Loading...

1680, Nunc Dimittis…

Accueil / Biographie  / 1680, Nunc Dimittis…

« Aujourd’hui, vingt-cinquième de juillet de la même année 1680, Dieu m’a fait la grâce d’achever mon livre du Coeur Admirable de la très sacrée Mère de Dieu. O sacrosancta Trinitas, Aeterna vita cordium, Cordis Mariae sanctitas : In corde regnes omnium. Amen » 1

 

Sur ces lignes, s’achève le Mémorial des bienfaits de Dieu. Jean Eudes est maintenant un vieil homme. Malgré les difficultés des dernières années (disgrâce puis pardon du roi, calomnies, etc.), Jean Eudes est un homme de l’action de grâces. Sans doute songe-t-il aux six séminaires qu’il a vu naître et qui servent activement les diocèses ; sans doute regarde-t-il avec confiance les candidats qui viennent frapper à la porte de la nouvelle Congrégation ; sans doute encore pense-t-il, avec une certaine tendresse, aux maisons de Notre-Dame de Charité… il a encore quelques quatre semaines  à vivre. Face à la mort qui vient, il a eu la force de terminer cet énorme livre (qui paraîtra en 1681, ouvrage difficile, mais débordant d’amour et de lyrisme, qui s’intitule  Le Cœur Admirable de la Très Sacrée Mère de Dieu. Même si la qualité littéraire du livre et sa composition d’ensemble laissent parfois un peu à désirer, l’essentiel n’est pas là : ce livre est un chant, un testament, un monument émouvant jusque dans ses longueurs et ses lourdeurs : « nunc dimittis » d’un être éperdu de reconnaissance envers Jésus et Marie…

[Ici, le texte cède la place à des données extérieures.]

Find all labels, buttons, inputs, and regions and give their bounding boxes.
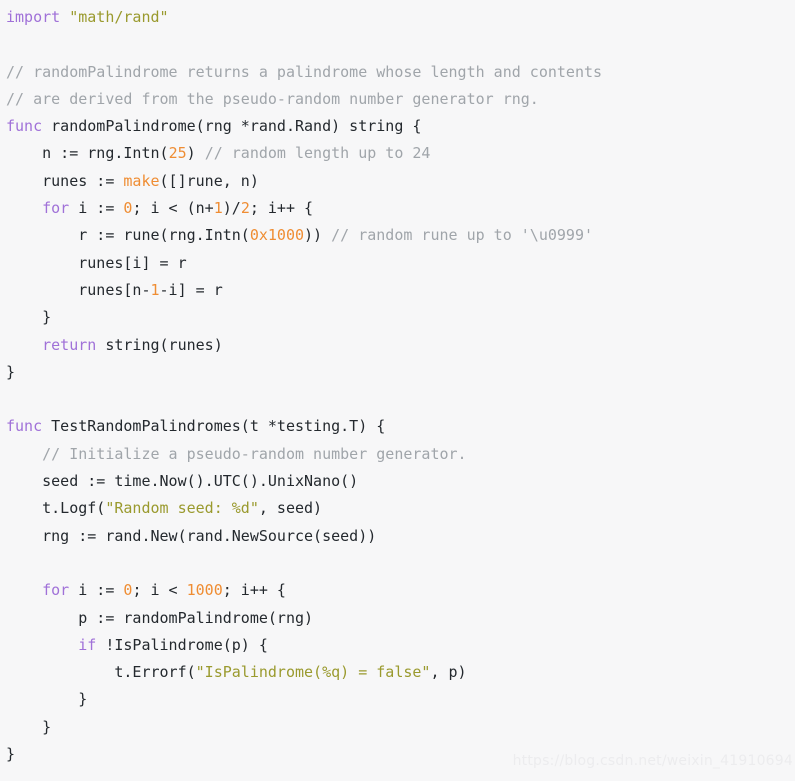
code-line: n := rng.Intn(25) // random length up to… <box>6 140 795 167</box>
code-line: runes := make([]rune, n) <box>6 168 795 195</box>
code-line: seed := time.Now().UTC().UnixNano() <box>6 468 795 495</box>
code-line: runes[n-1-i] = r <box>6 277 795 304</box>
code-line: for i := 0; i < 1000; i++ { <box>6 577 795 604</box>
code-token-kw: return <box>42 335 97 354</box>
code-token-plain: } <box>6 362 16 381</box>
code-line: } <box>6 686 795 713</box>
code-token-plain: runes[n- <box>6 280 151 299</box>
code-token-plain: randomPalindrome(rng *rand.Rand) <box>42 117 350 136</box>
code-token-str: "IsPalindrome(%q) = false" <box>195 663 431 682</box>
code-token-kw: func <box>6 417 43 436</box>
code-line: return string(runes) <box>6 332 795 359</box>
code-token-plain: } <box>6 717 52 736</box>
code-token-plain: { <box>403 117 422 136</box>
code-token-plain: t.Logf( <box>6 499 106 518</box>
code-token-num: 25 <box>168 144 187 163</box>
code-token-plain: runes[i] = r <box>6 253 187 272</box>
code-line: // are derived from the pseudo-random nu… <box>6 86 795 113</box>
code-token-plain: i := <box>69 199 124 218</box>
code-token-com: // random rune up to '\u0999' <box>331 226 594 245</box>
code-token-plain: } <box>6 745 16 764</box>
code-line: import "math/rand" <box>6 4 795 31</box>
code-token-plain: r := rune(rng.Intn( <box>6 226 250 245</box>
code-line: func randomPalindrome(rng *rand.Rand) st… <box>6 113 795 140</box>
code-token-plain: TestRandomPalindromes(t *testing.T) { <box>42 417 386 436</box>
code-token-plain: } <box>6 690 88 709</box>
code-line: } <box>6 304 795 331</box>
code-token-kw: for <box>42 199 70 218</box>
code-token-fn: make <box>123 171 160 190</box>
code-token-plain: )) <box>304 226 332 245</box>
code-token-plain: !IsPalindrome(p) { <box>96 635 268 654</box>
code-token-plain: )/ <box>222 199 241 218</box>
code-token-plain: rng := rand.New(rand.NewSource(seed)) <box>6 526 377 545</box>
code-line: t.Logf("Random seed: %d", seed) <box>6 495 795 522</box>
code-token-num: 1 <box>150 280 160 299</box>
code-token-num: 0x1000 <box>249 226 305 245</box>
code-token-num: 1 <box>213 199 223 218</box>
code-line: } <box>6 714 795 741</box>
code-line: t.Errorf("IsPalindrome(%q) = false", p) <box>6 659 795 686</box>
code-token-com: // random length up to 24 <box>204 144 431 163</box>
code-token-com: // are derived from the pseudo-random nu… <box>6 89 539 108</box>
code-token-plain: } <box>6 308 52 327</box>
code-lines-container: import "math/rand" // randomPalindrome r… <box>6 4 795 768</box>
code-token-plain: string(runes) <box>96 335 223 354</box>
code-line: r := rune(rng.Intn(0x1000)) // random ru… <box>6 222 795 249</box>
code-token-kw: import <box>6 8 61 26</box>
code-token-plain: ; i < <box>132 581 187 600</box>
code-token-plain: -i] = r <box>159 280 223 299</box>
code-token-str: "math/rand" <box>69 8 169 26</box>
code-token-kw: for <box>42 581 70 600</box>
code-token-plain: t.Errorf( <box>6 663 196 682</box>
code-token-plain: , seed) <box>258 499 323 518</box>
code-token-plain: ; i < (n+ <box>132 199 214 218</box>
code-line: // Initialize a pseudo-random number gen… <box>6 441 795 468</box>
code-line: for i := 0; i < (n+1)/2; i++ { <box>6 195 795 222</box>
code-line: runes[i] = r <box>6 250 795 277</box>
code-token-plain: string <box>349 117 404 136</box>
code-line: } <box>6 359 795 386</box>
code-token-plain: ; i++ { <box>249 199 314 218</box>
code-token-plain: i := <box>69 581 124 600</box>
code-token-com: // Initialize a pseudo-random number gen… <box>42 444 467 463</box>
code-token-plain: ; i++ { <box>222 581 286 600</box>
code-token-plain: seed := time.Now().UTC().UnixNano() <box>6 472 359 491</box>
code-line: p := randomPalindrome(rng) <box>6 605 795 632</box>
code-token-plain: , p) <box>430 663 467 682</box>
code-token-num: 2 <box>240 199 250 218</box>
code-token-kw: func <box>6 117 43 136</box>
code-token-num: 1000 <box>186 581 223 600</box>
code-token-plain: n := rng.Intn( <box>6 144 169 163</box>
code-token-plain: ) <box>186 144 205 163</box>
code-token-str: "Random seed: %d" <box>105 499 259 518</box>
code-token-plain: p := randomPalindrome(rng) <box>6 608 314 627</box>
code-token-kw: if <box>78 635 97 654</box>
watermark-text: https://blog.csdn.net/weixin_41910694 <box>512 753 793 769</box>
code-line: rng := rand.New(rand.NewSource(seed)) <box>6 523 795 550</box>
code-token-com: // randomPalindrome returns a palindrome… <box>6 62 603 81</box>
code-token-plain: ([]rune, n) <box>159 171 259 190</box>
code-viewer[interactable]: import "math/rand" // randomPalindrome r… <box>0 0 795 781</box>
code-line: if !IsPalindrome(p) { <box>6 632 795 659</box>
code-line: // randomPalindrome returns a palindrome… <box>6 59 795 86</box>
code-token-plain: runes := <box>6 171 124 190</box>
code-line: func TestRandomPalindromes(t *testing.T)… <box>6 413 795 440</box>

En jalonnant quelques grandes étapes de la vie du P. Eudes, nous avons fait connaissance avec un homme qui est bien de son siècle et de son terroir. Nous avons rencontré un chrétien avec ses faiblesses et sa fragilité. Mais nous avons surtout découvert, en ce simple prêtre normand, un être qui a vécu Dieu à cœur ouvert, un frère qui a ouvert à deux battants son propre cœur à l’immensité de l’amour de Dieu. Ébloui par le mystère de l’Incarnation, par le courage et la splendeur du Oui de Jésus , de Marie, et de tous ceux qui marchent à  leur suite et laissent déployer en eux la vie nouvelle dans l’Esprit-Saint, Jean Eudes s’est ouvert et exposé pleinement à la grâce ; et voilà qui a transformé son humanité, son caractère, son psychisme. Mais ce qui l’a façonné, lui, ce qu’il a pressenti et découvert du mystère de Dieu dans ce symbole-source qu’est le Cœur, il n’a pas voulu le garder pour lui : Jean Eudes est auteur du culte liturgique des Cœurs de Jésus et de Marie, et cela n’est point allé sans quelque inspiration divine (« non sine divino afflatu« , selon l’expression de Pie X). il a fait la preuve qu’il n’est pas la dévotion privée, lorsqu’elle est authentique, qui ne soit digne d’être offerte à tous, et, donc, d’être versée au trésor commun de l’Église.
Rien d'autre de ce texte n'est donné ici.